Self-Injurious Behavior Clinical Trial
Official title:
Genetics of Self-injurious Behaviour
Nonsuicidal Self-Injury (NSSI) is being increasingly regarded as a separate psychiatric disorder. Since the latest Diagnostic and Statistical Manual of Mental Disorders - DSM-5 from 2013 defined NSSI as a separate diagnosis under section III - Conditions for Further Study, the knowledge about this field has increased considerably; however, the aetiology of this behaviour has still not been explained. There are many psychological explanations for the development and the continuation of NSSI. Researchers have identified the most common comorbidities (depression, borderline personality disorder, anxiety). The causes of NSSI are not known, although studies that have been carried out so far indicate both genetic and environmental factors. The research included 95 adolescents with NSSI (participants were diagnosed based on the DSM-5 criteria), an original control group consisting of 21 people without NSSI, and 118 individuals from the general population as an additional control group for genetic research. For all participants we carried out the genotyping of polymorphisms for the TPH1 (rs4537731, rs1799913, rs7933505), SLC6A4 (VNTR STin2), OPRM1 (rs1799971), GNβ3 (rs5443) and DRD2/ANKK1 (rs1800497) genes. The participants with NSSI and the control group without NSSI completed translated questionnaires for the Barratt Impulsiveness Scale (BIS-11), State-Trait Anxiety Inventory for Adults (STAI), MacLean Screening Instrument for BPD (MSI-BPD) and the Early Trauma Inventory Self Report-Short Form (ETISR-SF).

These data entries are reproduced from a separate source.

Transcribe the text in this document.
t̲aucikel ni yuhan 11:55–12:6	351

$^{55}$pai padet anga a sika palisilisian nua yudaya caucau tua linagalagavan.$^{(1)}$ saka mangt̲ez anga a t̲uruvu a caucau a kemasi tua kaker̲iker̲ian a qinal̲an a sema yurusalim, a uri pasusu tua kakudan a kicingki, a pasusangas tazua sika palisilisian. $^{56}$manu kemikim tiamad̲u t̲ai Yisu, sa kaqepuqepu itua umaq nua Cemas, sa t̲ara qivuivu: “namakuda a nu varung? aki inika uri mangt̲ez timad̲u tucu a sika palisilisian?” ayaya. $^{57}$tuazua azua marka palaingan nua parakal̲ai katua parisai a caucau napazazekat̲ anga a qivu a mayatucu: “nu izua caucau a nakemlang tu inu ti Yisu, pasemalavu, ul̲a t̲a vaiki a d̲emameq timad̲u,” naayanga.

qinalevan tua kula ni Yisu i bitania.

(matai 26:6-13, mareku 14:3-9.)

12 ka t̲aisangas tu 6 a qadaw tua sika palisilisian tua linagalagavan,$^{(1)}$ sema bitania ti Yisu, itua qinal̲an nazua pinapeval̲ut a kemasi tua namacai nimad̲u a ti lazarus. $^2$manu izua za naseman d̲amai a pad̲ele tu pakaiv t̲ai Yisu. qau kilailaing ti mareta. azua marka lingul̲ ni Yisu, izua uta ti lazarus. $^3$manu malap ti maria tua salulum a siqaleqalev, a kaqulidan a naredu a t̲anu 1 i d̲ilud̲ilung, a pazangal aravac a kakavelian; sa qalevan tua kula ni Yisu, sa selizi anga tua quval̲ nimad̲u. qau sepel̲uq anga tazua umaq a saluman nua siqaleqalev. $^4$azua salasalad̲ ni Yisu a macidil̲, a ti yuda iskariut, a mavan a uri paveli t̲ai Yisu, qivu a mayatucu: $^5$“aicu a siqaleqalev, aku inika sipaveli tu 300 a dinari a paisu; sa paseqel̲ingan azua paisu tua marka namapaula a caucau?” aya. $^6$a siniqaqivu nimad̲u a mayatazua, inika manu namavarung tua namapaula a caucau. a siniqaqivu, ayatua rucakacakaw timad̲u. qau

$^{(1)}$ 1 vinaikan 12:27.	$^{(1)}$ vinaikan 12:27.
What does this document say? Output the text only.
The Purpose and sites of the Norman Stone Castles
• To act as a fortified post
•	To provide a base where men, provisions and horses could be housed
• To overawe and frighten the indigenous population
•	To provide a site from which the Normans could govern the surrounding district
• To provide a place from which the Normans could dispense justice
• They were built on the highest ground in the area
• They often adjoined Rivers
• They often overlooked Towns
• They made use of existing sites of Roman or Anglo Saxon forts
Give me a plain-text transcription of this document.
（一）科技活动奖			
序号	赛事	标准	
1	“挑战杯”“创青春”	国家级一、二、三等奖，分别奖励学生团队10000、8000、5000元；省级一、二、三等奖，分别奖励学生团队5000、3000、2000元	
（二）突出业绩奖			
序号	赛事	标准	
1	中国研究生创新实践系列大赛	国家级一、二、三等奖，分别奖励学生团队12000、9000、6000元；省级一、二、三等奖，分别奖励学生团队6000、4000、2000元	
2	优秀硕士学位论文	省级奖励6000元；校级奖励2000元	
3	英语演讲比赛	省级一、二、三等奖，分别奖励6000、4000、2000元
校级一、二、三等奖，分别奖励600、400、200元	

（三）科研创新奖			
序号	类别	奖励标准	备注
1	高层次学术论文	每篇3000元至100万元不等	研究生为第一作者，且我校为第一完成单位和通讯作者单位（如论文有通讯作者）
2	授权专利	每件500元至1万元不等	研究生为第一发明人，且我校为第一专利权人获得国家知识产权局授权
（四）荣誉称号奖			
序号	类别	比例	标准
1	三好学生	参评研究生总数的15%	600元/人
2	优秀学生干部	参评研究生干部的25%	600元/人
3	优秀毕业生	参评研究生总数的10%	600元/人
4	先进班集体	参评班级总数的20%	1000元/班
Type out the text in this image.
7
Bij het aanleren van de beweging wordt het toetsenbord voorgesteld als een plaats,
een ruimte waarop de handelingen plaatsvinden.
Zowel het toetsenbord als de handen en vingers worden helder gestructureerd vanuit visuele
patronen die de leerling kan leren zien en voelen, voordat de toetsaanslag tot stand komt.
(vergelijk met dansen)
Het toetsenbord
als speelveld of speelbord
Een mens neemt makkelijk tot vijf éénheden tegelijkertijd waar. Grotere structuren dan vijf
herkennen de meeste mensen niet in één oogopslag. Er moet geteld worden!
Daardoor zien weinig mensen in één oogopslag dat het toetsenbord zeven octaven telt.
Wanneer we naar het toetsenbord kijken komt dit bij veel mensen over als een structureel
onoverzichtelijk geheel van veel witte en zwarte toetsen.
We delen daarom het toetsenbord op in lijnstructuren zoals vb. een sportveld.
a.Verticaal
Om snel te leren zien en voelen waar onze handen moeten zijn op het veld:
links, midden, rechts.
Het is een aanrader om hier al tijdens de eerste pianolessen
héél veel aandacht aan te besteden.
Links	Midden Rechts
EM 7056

The participants with NSSI also completed the questionnaire for the Inventory of Statements about Self-Injury (ISAS), and the Self-Injury Craving Questionnaire (SICQ). The investigators carried out an association analysis and G x E analyses. The aim of the research was to carry out the first G x E study on the etiology of NSSI in Slovene adolescents. We have hypothesized that NSSI could be associated with one of the candidate polymorphisms or a combination of candidate polymorphisms. Further we have hypothesized that the genetic polymorphisms associated to NSSI are the most connected to NSSI in traumatised individuals and that NSSI is associated with higher impulsivity.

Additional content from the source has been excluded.